Jovem que jogou filho no lixo escondia a gravidez da família evangélica

Jaqueline de Lima Xavier

Jaqueline de Lima Xavier

A Polícia Civil de Ituiutaba, no Pontal do Triângulo, vai indiciar por tentativa de infanticídio uma jovem de 19 anos que fez seu parto sozinha e jogou o recém-nascido no lixo. O crime foi na Santa Casa de Misericórdia de Canápolis, cidade vizinha.

De acordo com a delegada Anice Ahmad Mustafa Hamud, a suspeita Jaqueline de Lima Xavier confessou ter jogado o filho no lixo e, se condenada pela qualificação apresentada pela PC pode pegar de 2 a 6 anos de detenção.

Segundo a acusação, Jaqueline tentou matar o filho após dar à luz no banheiro do hospital. Ela alegou ter pensado que o menino estava morto, por isso jogou no lixo e amarrou o saco plástico, mas a PC desconfia desta versão devido a várias evidências de que ela não queria a criança.

Ela chegou à unidade médica dizendo que estava com crise de hemorroida, estaria muito inchada e com sangramento, além de ter dificuldades para evacuar. Ela foi atendida por uma enfermeira e deitada em um quarto na ala feminina. Entrou no banheiro, onde ficou por 40 minutos, dizendo que estava conseguindo.

No entanto, na verdade ela deu à luz sozinha no vaso sanitário. Em depoimento ela afirmou que, para o bebê não se afogar, ela o retirou de lá, mas o deixou cair de cabeça no chão. Pensando que estava morto colocou no saco de lixo, amarrou com dois nós e jogou no banheiro da ala masculina do hospital.

A enfermeira a viu suja de sangue e perguntou o que ela estava fazendo na ala dos homens. Ela disse que foi lavar as mãos, pois estavam sujas de sangue. Em seguida voltou para o quarto. Foi medicada.

Um dos pacientes chamou a enfermeira ao ouvir o choro de um bebê. O menino foi encontrado dentro do lixo, em meio a papeis higiênicos sujos. Ele estava roxo, apresentava traumatismo craniano, marcas de unhas no pescoço e um ferimento na boa.

Jaqueline nega ter tentado enforcar o filho e diz ter cortado o cordão umbilical com as unhas. O recém-nascido foi transferido para a Unidade de Terapia Intensiva (UTI) neonatal do Hospital de Clínicas da Universidade Federal de Uberlândia (HC-UFU). O bebê está sob a responsabilidade do Conselho Tutelar.
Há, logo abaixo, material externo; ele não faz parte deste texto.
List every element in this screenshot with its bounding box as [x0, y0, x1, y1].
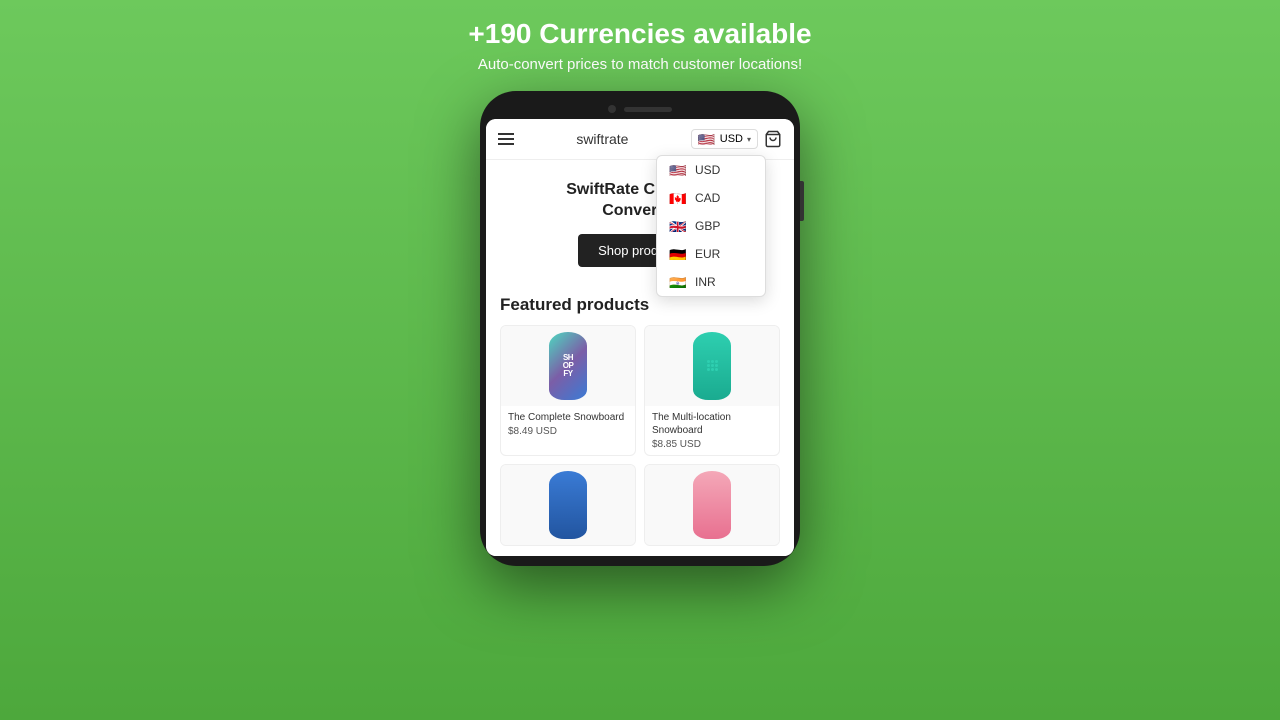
phone-mockup: swiftrate 🇺🇸 USD ▾ — [480, 91, 800, 566]
usd-label: USD — [695, 163, 720, 177]
product-name-1: The Complete Snowboard — [508, 411, 628, 424]
store-header: swiftrate 🇺🇸 USD ▾ — [486, 119, 794, 160]
products-grid-row2 — [500, 464, 780, 546]
product-image-2 — [645, 326, 779, 406]
currency-option-cad[interactable]: 🇨🇦 CAD — [657, 184, 765, 212]
gbp-label: GBP — [695, 219, 720, 233]
product-image-1: SHOPFY — [501, 326, 635, 406]
product-info-1: The Complete Snowboard $8.49 USD — [501, 406, 635, 442]
currency-option-usd[interactable]: 🇺🇸 USD — [657, 156, 765, 184]
product-name-2: The Multi-location Snowboard — [652, 411, 772, 437]
product-price-1: $8.49 USD — [508, 426, 628, 437]
featured-section: Featured products SHOPFY The Complete Sn… — [486, 283, 794, 556]
cad-label: CAD — [695, 191, 720, 205]
hamburger-menu-icon[interactable] — [498, 133, 514, 145]
flag-eur-option: 🇩🇪 — [669, 248, 687, 260]
product-card-3[interactable] — [500, 464, 636, 546]
flag-usd: 🇺🇸 — [698, 133, 716, 145]
phone-side-button — [800, 181, 804, 221]
currency-selector[interactable]: 🇺🇸 USD ▾ — [691, 129, 758, 149]
currency-dropdown[interactable]: 🇺🇸 USD 🇨🇦 CAD 🇬🇧 GBP 🇩🇪 EUR — [656, 155, 766, 297]
flag-inr-option: 🇮🇳 — [669, 276, 687, 288]
main-headline: +190 Currencies available — [468, 18, 811, 50]
snowboard-graphic-3 — [549, 471, 587, 539]
products-grid: SHOPFY The Complete Snowboard $8.49 USD — [500, 325, 780, 456]
main-subheadline: Auto-convert prices to match customer lo… — [478, 56, 802, 73]
currency-option-eur[interactable]: 🇩🇪 EUR — [657, 240, 765, 268]
header-right-controls: 🇺🇸 USD ▾ — [691, 129, 782, 149]
chevron-down-icon: ▾ — [747, 135, 751, 144]
snowboard-graphic-1: SHOPFY — [549, 332, 587, 400]
cart-icon[interactable] — [764, 130, 782, 148]
currency-option-inr[interactable]: 🇮🇳 INR — [657, 268, 765, 296]
product-image-3 — [501, 465, 635, 545]
inr-label: INR — [695, 275, 716, 289]
product-card-4[interactable] — [644, 464, 780, 546]
product-price-2: $8.85 USD — [652, 439, 772, 450]
store-name: swiftrate — [576, 131, 628, 147]
product-info-2: The Multi-location Snowboard $8.85 USD — [645, 406, 779, 455]
currency-option-gbp[interactable]: 🇬🇧 GBP — [657, 212, 765, 240]
flag-usd-option: 🇺🇸 — [669, 164, 687, 176]
flag-gbp-option: 🇬🇧 — [669, 220, 687, 232]
phone-screen: swiftrate 🇺🇸 USD ▾ — [486, 119, 794, 556]
flag-cad-option: 🇨🇦 — [669, 192, 687, 204]
currency-code: USD — [720, 133, 743, 145]
product-card-1[interactable]: SHOPFY The Complete Snowboard $8.49 USD — [500, 325, 636, 456]
phone-camera — [608, 105, 616, 113]
product-card-2[interactable]: The Multi-location Snowboard $8.85 USD — [644, 325, 780, 456]
snowboard-graphic-4 — [693, 471, 731, 539]
phone-speaker — [624, 107, 672, 112]
featured-title: Featured products — [500, 295, 780, 315]
phone-notch — [486, 105, 794, 113]
snowboard-graphic-2 — [693, 332, 731, 400]
product-image-4 — [645, 465, 779, 545]
eur-label: EUR — [695, 247, 720, 261]
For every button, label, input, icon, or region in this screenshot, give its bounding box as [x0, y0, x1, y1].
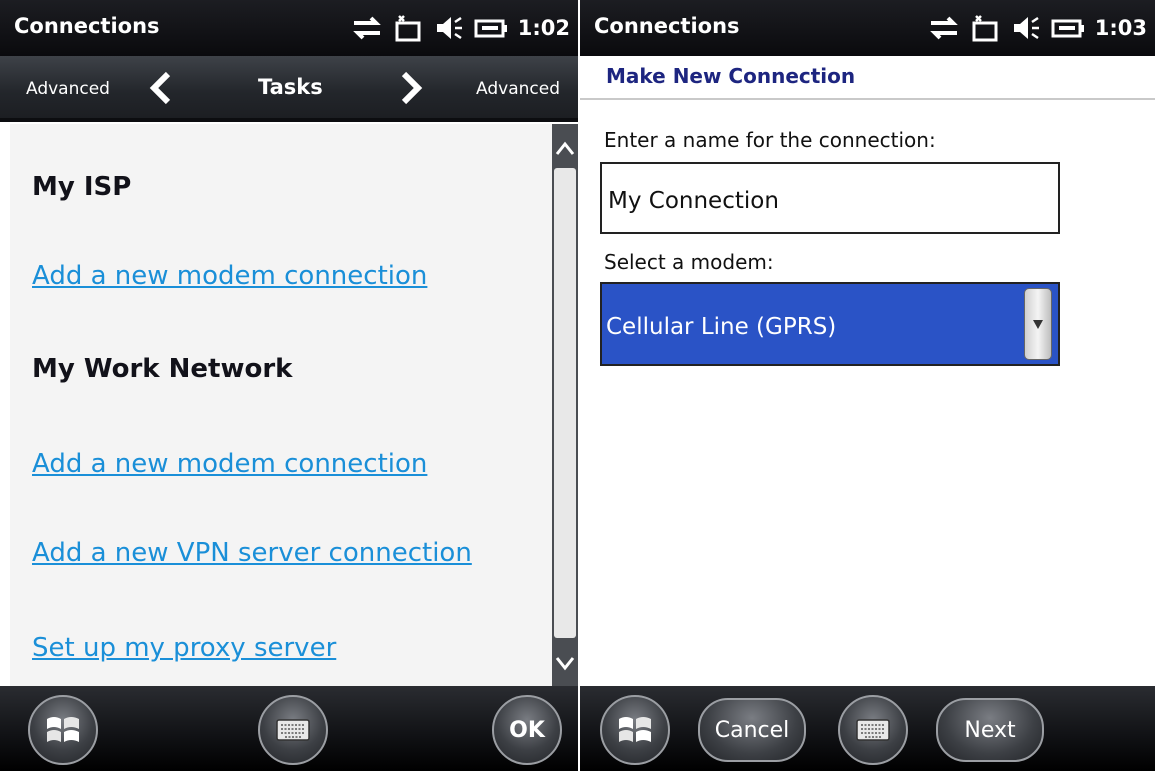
divider: [0, 118, 578, 122]
battery-icon[interactable]: [474, 14, 508, 42]
scroll-up-icon[interactable]: [552, 128, 578, 168]
windows-start-icon: [47, 717, 79, 742]
ok-button[interactable]: OK: [492, 695, 562, 765]
name-label: Enter a name for the connection:: [604, 128, 936, 152]
windows-start-icon: [619, 717, 651, 742]
volume-icon[interactable]: [434, 14, 464, 42]
vertical-scrollbar[interactable]: [552, 124, 578, 686]
link-isp-add-modem[interactable]: Add a new modem connection: [32, 261, 427, 291]
tab-advanced-left[interactable]: Advanced: [26, 79, 110, 99]
modem-select[interactable]: Cellular Line (GPRS): [600, 282, 1060, 366]
chevron-left-icon[interactable]: [148, 70, 174, 106]
connection-name-input[interactable]: My Connection: [600, 162, 1060, 234]
window-title: Connections: [594, 14, 740, 38]
make-new-connection-screen: Connections 1:03 Make New Connection Ent…: [580, 0, 1155, 771]
battery-icon[interactable]: [1051, 14, 1085, 42]
tab-advanced-right[interactable]: Advanced: [476, 79, 560, 99]
next-button[interactable]: Next: [936, 698, 1044, 762]
sync-icon[interactable]: [350, 14, 384, 42]
keyboard-icon: [856, 719, 890, 741]
keyboard-button[interactable]: [258, 695, 328, 765]
title-bar: Connections 1:02: [0, 0, 578, 56]
title-bar: Connections 1:03: [580, 0, 1155, 56]
connection-form: Enter a name for the connection: My Conn…: [580, 100, 1155, 686]
keyboard-icon: [276, 719, 310, 741]
tab-navigation: Advanced Tasks Advanced: [0, 56, 578, 122]
modem-dropdown-button[interactable]: [1024, 288, 1052, 360]
scrollbar-thumb[interactable]: [554, 168, 576, 638]
keyboard-button[interactable]: [838, 695, 908, 765]
start-button[interactable]: [28, 695, 98, 765]
cancel-button[interactable]: Cancel: [698, 698, 806, 762]
group-heading-my-work-network: My Work Network: [32, 354, 293, 384]
signal-icon[interactable]: [394, 14, 424, 42]
modem-label: Select a modem:: [604, 250, 774, 274]
sync-icon[interactable]: [927, 14, 961, 42]
status-icons: 1:03: [927, 10, 1147, 46]
chevron-right-icon[interactable]: [398, 70, 424, 106]
page-header: Make New Connection: [580, 56, 1155, 100]
softkey-bar: OK: [0, 686, 578, 771]
tab-tasks[interactable]: Tasks: [258, 75, 323, 99]
softkey-bar: Cancel Next: [580, 686, 1155, 771]
signal-icon[interactable]: [971, 14, 1001, 42]
link-work-add-vpn[interactable]: Add a new VPN server connection: [32, 538, 472, 568]
volume-icon[interactable]: [1011, 14, 1041, 42]
tasks-list: My ISP Add a new modem connection My Wor…: [10, 124, 552, 686]
status-icons: 1:02: [350, 10, 570, 46]
clock[interactable]: 1:02: [518, 16, 570, 40]
connections-tasks-screen: Connections 1:02 Advanced Tasks Advanced…: [0, 0, 578, 771]
page-title: Make New Connection: [606, 64, 856, 88]
modem-selected-value: Cellular Line (GPRS): [606, 314, 837, 340]
group-heading-my-isp: My ISP: [32, 172, 132, 202]
link-work-proxy[interactable]: Set up my proxy server: [32, 633, 336, 663]
clock[interactable]: 1:03: [1095, 16, 1147, 40]
window-title: Connections: [14, 14, 160, 38]
scroll-down-icon[interactable]: [552, 644, 578, 684]
link-work-add-modem[interactable]: Add a new modem connection: [32, 449, 427, 479]
start-button[interactable]: [600, 695, 670, 765]
dropdown-arrow-icon: [1033, 320, 1043, 329]
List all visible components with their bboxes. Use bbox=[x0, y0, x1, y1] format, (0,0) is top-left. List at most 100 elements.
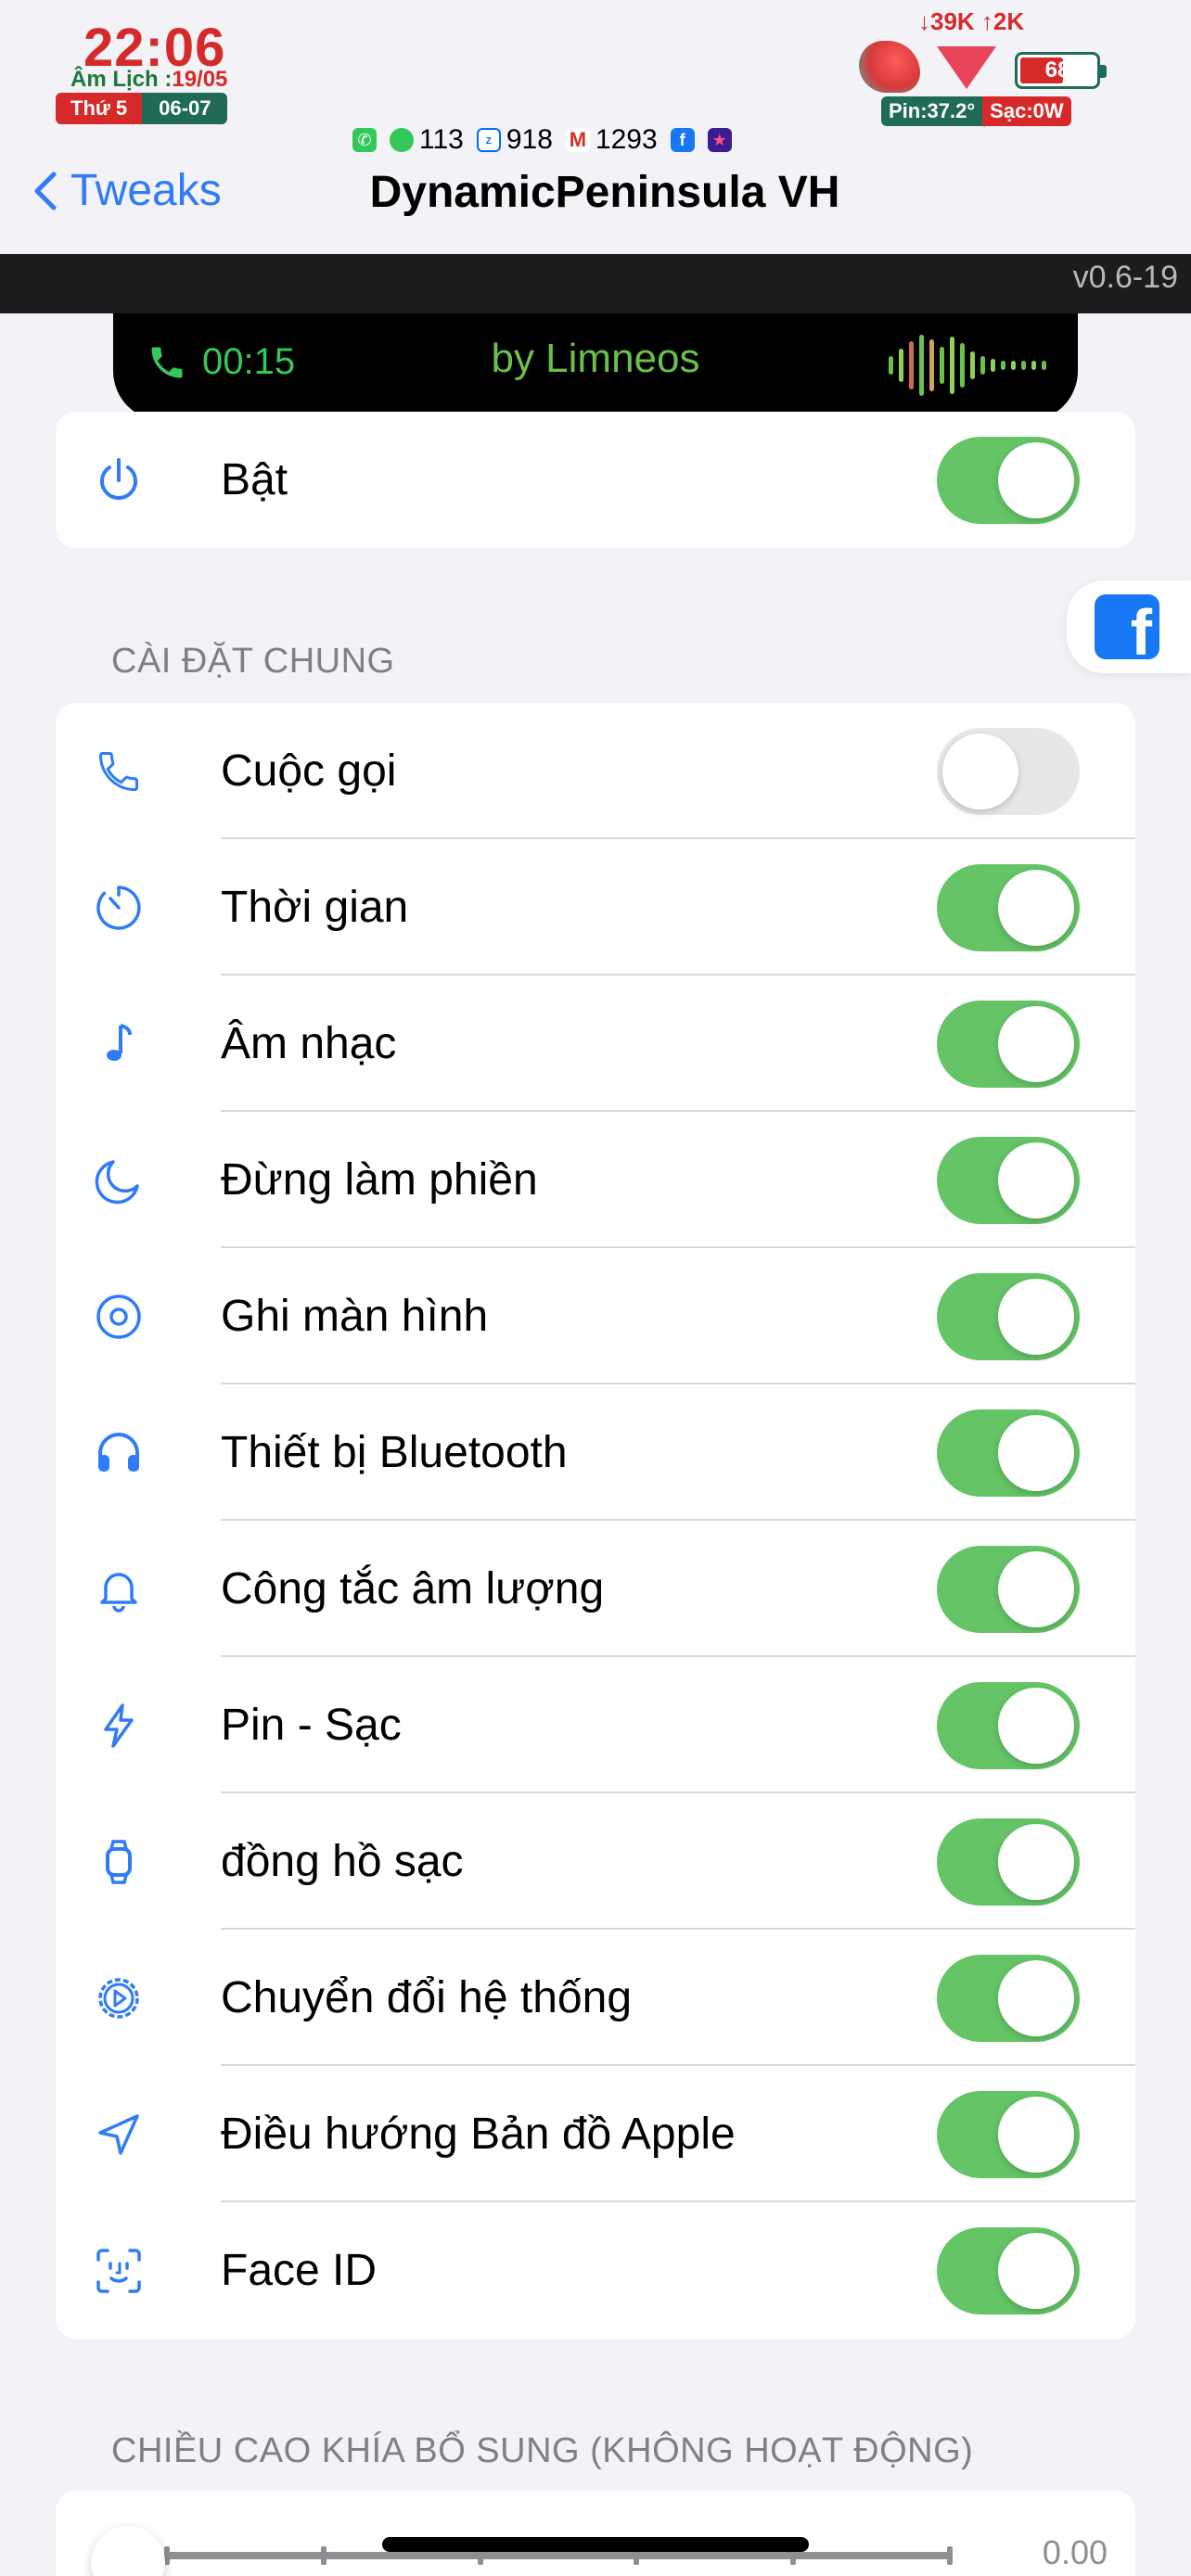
moon-icon bbox=[91, 1153, 147, 1208]
waveform-bar bbox=[980, 356, 985, 375]
setting-row: Điều hướng Bản đồ Apple bbox=[56, 2066, 1135, 2202]
waveform-bar bbox=[1042, 361, 1046, 370]
general-section-header: CÀI ĐẶT CHUNG bbox=[111, 642, 395, 681]
version-band: v0.6-19 bbox=[0, 254, 1191, 313]
toggle-knob bbox=[998, 1005, 1074, 1082]
facebook-icon: f bbox=[1095, 594, 1159, 665]
enable-group: Bật bbox=[56, 412, 1135, 548]
music-note-icon bbox=[91, 1016, 147, 1072]
waveform-bar bbox=[970, 351, 975, 379]
setting-row: Cuộc gọi bbox=[56, 703, 1135, 839]
waveform-bar bbox=[1011, 361, 1016, 370]
setting-toggle[interactable] bbox=[937, 1136, 1080, 1224]
setting-toggle[interactable] bbox=[937, 2090, 1080, 2178]
enable-toggle[interactable] bbox=[937, 436, 1080, 524]
record-icon bbox=[91, 1289, 147, 1345]
waveform-bar bbox=[919, 335, 924, 396]
slider-knob[interactable] bbox=[91, 2526, 165, 2576]
setting-row: Ghi màn hình bbox=[56, 1248, 1135, 1384]
setting-row: đồng hồ sạc bbox=[56, 1793, 1135, 1930]
facebook-float-button[interactable]: f bbox=[1067, 580, 1191, 673]
toggle-knob bbox=[998, 1959, 1074, 2036]
waveform-bar bbox=[909, 341, 914, 389]
navigation-bar: Tweaks DynamicPeninsula VH bbox=[0, 148, 1191, 241]
home-indicator bbox=[382, 2537, 809, 2552]
setting-label: Đừng làm phiền bbox=[221, 1155, 538, 1205]
timer-icon bbox=[91, 880, 147, 936]
toggle-knob bbox=[998, 1687, 1074, 1764]
headphones-icon bbox=[91, 1425, 147, 1481]
height-section-header: CHIỀU CAO KHÍA BỔ SUNG (KHÔNG HOẠT ĐỘNG) bbox=[111, 2431, 974, 2470]
setting-label: Chuyển đổi hệ thống bbox=[221, 1973, 633, 2022]
setting-row: Thiết bị Bluetooth bbox=[56, 1384, 1135, 1521]
version-label: v0.6-19 bbox=[1072, 260, 1178, 295]
date-badge: Thứ 5 06-07 bbox=[56, 93, 228, 124]
enable-label: Bật bbox=[221, 455, 288, 504]
battery-level: 68 bbox=[1044, 57, 1070, 83]
setting-label: Pin - Sạc bbox=[221, 1701, 402, 1750]
height-slider-group: 0.00 bbox=[56, 2491, 1135, 2576]
bell-icon bbox=[91, 1562, 147, 1617]
setting-row: Pin - Sạc bbox=[56, 1657, 1135, 1793]
bolt-icon bbox=[91, 1698, 147, 1753]
battery-icon: 68 bbox=[1015, 52, 1107, 89]
waveform-bar bbox=[929, 339, 934, 391]
power-icon bbox=[91, 453, 147, 508]
setting-toggle[interactable] bbox=[937, 1681, 1080, 1769]
setting-label: Công tắc âm lượng bbox=[221, 1564, 605, 1613]
waveform-bar bbox=[1001, 361, 1005, 370]
setting-toggle[interactable] bbox=[937, 1000, 1080, 1088]
waveform-icon bbox=[889, 328, 1046, 402]
island-preview: 00:15 by Limneos bbox=[113, 313, 1078, 421]
toggle-knob bbox=[998, 1414, 1074, 1491]
battery-info-badge: Pin:37.2° Sạc:0W bbox=[881, 96, 1071, 126]
lunar-value: 19/05 bbox=[172, 67, 228, 92]
slider-tick bbox=[947, 2546, 953, 2565]
charging-watts: Sạc:0W bbox=[982, 96, 1071, 126]
date: 06-07 bbox=[142, 93, 228, 124]
setting-label: Thiết bị Bluetooth bbox=[221, 1428, 568, 1477]
slider-track[interactable] bbox=[164, 2546, 953, 2565]
wifi-triangle-icon bbox=[937, 46, 996, 89]
watch-icon bbox=[91, 1834, 147, 1890]
lunar-prefix: Âm Lịch : bbox=[70, 67, 173, 92]
setting-toggle[interactable] bbox=[937, 863, 1080, 951]
cellular-blob-icon bbox=[859, 41, 920, 93]
waveform-bar bbox=[1021, 361, 1026, 370]
waveform-bar bbox=[940, 347, 944, 384]
toggle-knob bbox=[998, 1823, 1074, 1900]
waveform-bar bbox=[950, 337, 954, 394]
battery-temp: Pin:37.2° bbox=[881, 96, 983, 126]
waveform-bar bbox=[1031, 361, 1036, 370]
setting-toggle[interactable] bbox=[937, 2226, 1080, 2315]
enable-row: Bật bbox=[56, 412, 1135, 548]
setting-toggle[interactable] bbox=[937, 1272, 1080, 1360]
setting-row: Thời gian bbox=[56, 839, 1135, 976]
waveform-bar bbox=[889, 356, 893, 375]
setting-toggle[interactable] bbox=[937, 1954, 1080, 2042]
toggle-knob bbox=[998, 2096, 1074, 2173]
slider-value: 0.00 bbox=[1042, 2533, 1108, 2571]
slider-tick bbox=[320, 2546, 327, 2565]
weekday: Thứ 5 bbox=[56, 93, 143, 124]
setting-label: Cuộc gọi bbox=[221, 746, 397, 796]
setting-toggle[interactable] bbox=[937, 1409, 1080, 1497]
setting-toggle[interactable] bbox=[937, 727, 1080, 815]
setting-label: Thời gian bbox=[221, 883, 409, 932]
toggle-knob bbox=[998, 1141, 1074, 1218]
lunar-date: Âm Lịch :19/05 bbox=[70, 67, 227, 93]
toggle-knob bbox=[998, 1550, 1074, 1627]
setting-row: Chuyển đổi hệ thống bbox=[56, 1930, 1135, 2066]
setting-row: Đừng làm phiền bbox=[56, 1112, 1135, 1248]
toggle-knob bbox=[998, 2232, 1074, 2309]
face-id-icon bbox=[91, 2243, 147, 2299]
setting-row: Công tắc âm lượng bbox=[56, 1521, 1135, 1657]
setting-toggle[interactable] bbox=[937, 1817, 1080, 1906]
toggle-knob bbox=[998, 441, 1074, 518]
waveform-bar bbox=[991, 359, 995, 372]
phone-icon bbox=[91, 744, 147, 799]
waveform-bar bbox=[899, 349, 903, 382]
setting-toggle[interactable] bbox=[937, 1545, 1080, 1633]
status-bar: 22:06 Âm Lịch :19/05 Thứ 5 06-07 ↓39K ↑2… bbox=[0, 0, 1191, 155]
net-speed: ↓39K ↑2K bbox=[918, 7, 1025, 35]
Jaqueline de Lima Xavier foi encaminhada na quarta-feira, 3, à cadeia pública de Canápolis.

Pais evangélicos

A suspeita afirmou à PC ter escondido a gravidez dos pais dela, pois eles são evangélicos, pastores da Igreja Evangélica Assembleia de Deus. Ela alegou medo e vergonha, já que o pai da criança não assumiria o filho. Eles não tinham um relacionamento estável, por isso teve vergonha de contar da gravidez aos pais.

Tentativa de Infanticídio

A Polícia Civil informou que tentativa de infanticídio é quando a mãe, durante o estado puerperal, mata o filho recém-nascido. O inquérito será remetido à justiça com esta justificativa. A delegada Anice explica: “estado puerperal é a mãe que, deprimida depois do parto e por causa do parto, resolve matar o filho recém-nascido.”

Nesta quinta-feira (4) a jovem passará por um exame no Instituto Médico Legal (IML) para atestar ou não o estado puerperal.

Pelo fato de a mãe estar com alteração física e psíquica, o que acarreta a redução da capacidade de entendimento, o crime é qualificado como infanticídio, que se assemelha a homicídio, mas com um tratamento menos rigoroso no Código Penal.

Guarda da criança

O bebê está sob a responsabilidade do Conselho Tutelar e a Polícia Civil acredita que, apesar de a mãe ter dito que pretende cuidar do filho, isso não deve acontecer. Nesses casos, o pai tem prioridade na guarda, mas ele ainda não se manifestou. Os avós também têm direito. Os maternos disseram que querem cuidar do neto, portanto deverão passar por uma análise domiciliar do Conselho.